I am actually writing this on the very day of the winter solstice—the shortest day of the year. Writers often depict winter as a symbol for life when it is bleak, cold and hopeless. And why not? Local food crops simply cannot grow in an Alaskan winter. At our house, down in one of the deep valleys created by the Chugach Mountains, the sun does not even make it above the mountain peaks for another month. It is cold, it is dark and, apparently, desolate.
Yet, winter really should be the season for hope, not hopelessness. People who live with the land have always known this. Winter is the season for making plans for the spring. Farmers are gathering seed. Builders are designing the homes they will build in the not-so-distant future. Hunters and gatherers are restoring their tools and getting ready. This is a season of waiting, but waiting in a way that prepares for a wonderful tomorrow.
It is easy to lose track of hope. We live in a moment of history where people seem to have three choices. They can see the magnitude of the problems facing
our existence and fall into a wintry despair. They can see the magnitude of the problems and either deny that they are real, maybe as claiming it all as a part of God’s plan and therefore deny that we need to take action, or they can join together in faithfully living into the change God is bringing, the future that is coming.
This, of course, is the heart of a Christian understanding of faithfulness. We build it into
our common life as a community of faith. Beginning four Sundays before Christmas, as the darkness and cold of winter descends, we celebrate the season of Advent. In this season, we recognize that the problems of the world are real, and we must face them with a mature (or at least maturing) faith.
The problems of the world are real. In fact, there are any number that deserve attention: overpopulation, economic bubbles, carbon emissions, addiction and strife—among others. If that is not enough to get our attention, what is? We are living in a time of either wintry despair, blind denial, or something else.
Christians are called to live out of that something else—something called hope. Christians have always insisted that hope is real. In the birth of Jesus Christ, a real human being, God got involved in history. Knowing that this is who God is—the One who is with us and is engaged with us in the face of it all—empowers a whole different life than that of denial or despair.
Because of Jesus, we know that real and effective hope is always available to us. Hope calls to us from the future to take hope and be active in the present. In fact, the Christian witness is that we nearly always go through all three of these realities.

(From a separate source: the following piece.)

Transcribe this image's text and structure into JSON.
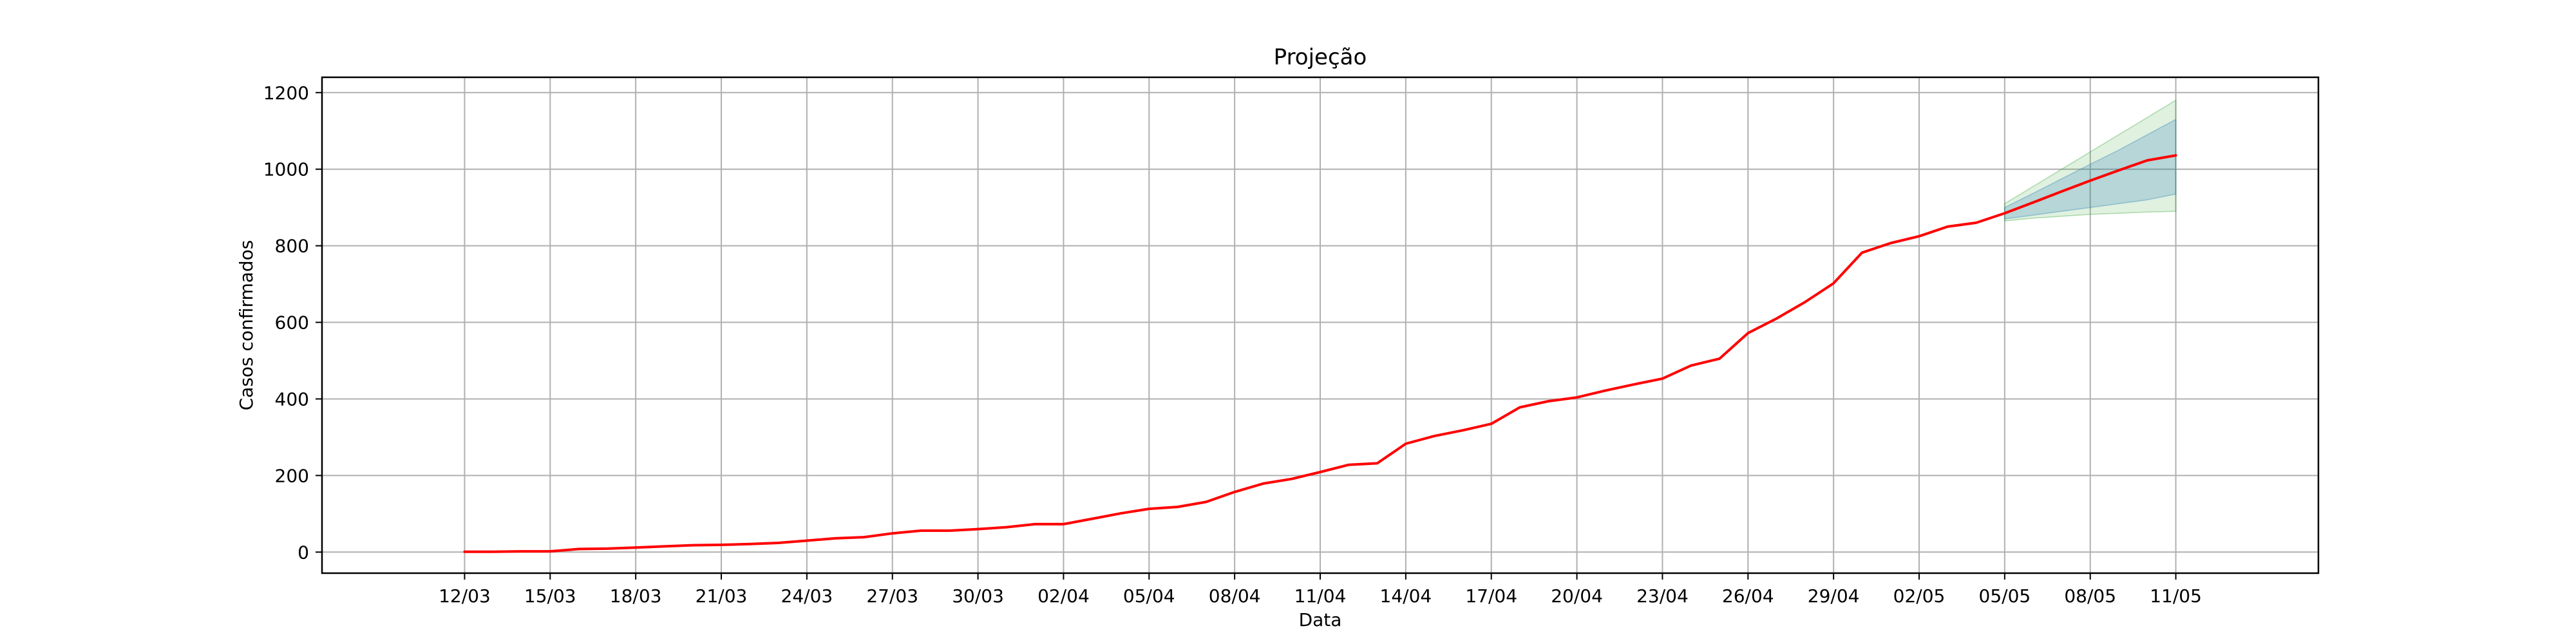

- We go astray, but insist for a while that we are OK: denial.
- Our eyes are then opened, and we realize that we are not only off-track, but probably incapable of solving it.
- We hear God’s call from the future, and realize that something bigger than ourselves is at work, and that we can be a part of it.
Winter is that season of recognizing that God is with us now, and then of hearing the possibilities of the future. It is a time of rethinking what we thought the plan was. It is a time of allowing God to capture us, and to reshape our imagination. It is a time of becoming ready to join-in on the new thin
g that will be born.
Yet, if this winter-hope is to be real hope, it requires that we become ready to move and take action when the time is right. God does make changes, but the biblical account describes the changes as taking place when God gets involved in history with real people and real events.
If Advent is about waiting with expectation for the birth of the Savior—and it is—then faithful living now, two millennia after that birth, is about joining-in
on what God has been doing since and will be doing into the future. Faithful living that has real hope means that we, the people who are alive now, will listen for God’s call from the future and join together in living for that future.
Yes, we are in winter right now. Good or bad, this is where we are. I hope that we will
choose to understand winter as a time of hope. I hope we will look at the problems listed above choose to live for a future that has seen these problems addressed. The problems are big, but God is bigger. There is a lot of inertia behind the status quo, but God can bring us all together to put our combined weight behind the call for change.
The question is where to start. We will all have to work together to bring change. On the other hand, starting is a very personal thing. As for me, I am starting with winter. This is a season for examining my own heart, recognizing that I am as much a part of the problem as the rest of my generation. This is a season for asking God to change my heart. All future action will have to come from there.
[Pictures: Flying over Nuiqsut Alaska, Dec. 6, 2011 at noon.
Presbyterian Chapel, Nuiqsut, Alaska
1 comment:
Winter and the cold and dark is really a time of wonder and joy. Unlike the summer when we can not see the stars, the Milky Way, and other galaxies, winter is the time when we can see this wonderful creation God has made for us and see the vastness of God's creation. It is definitely a time of wonder and joy!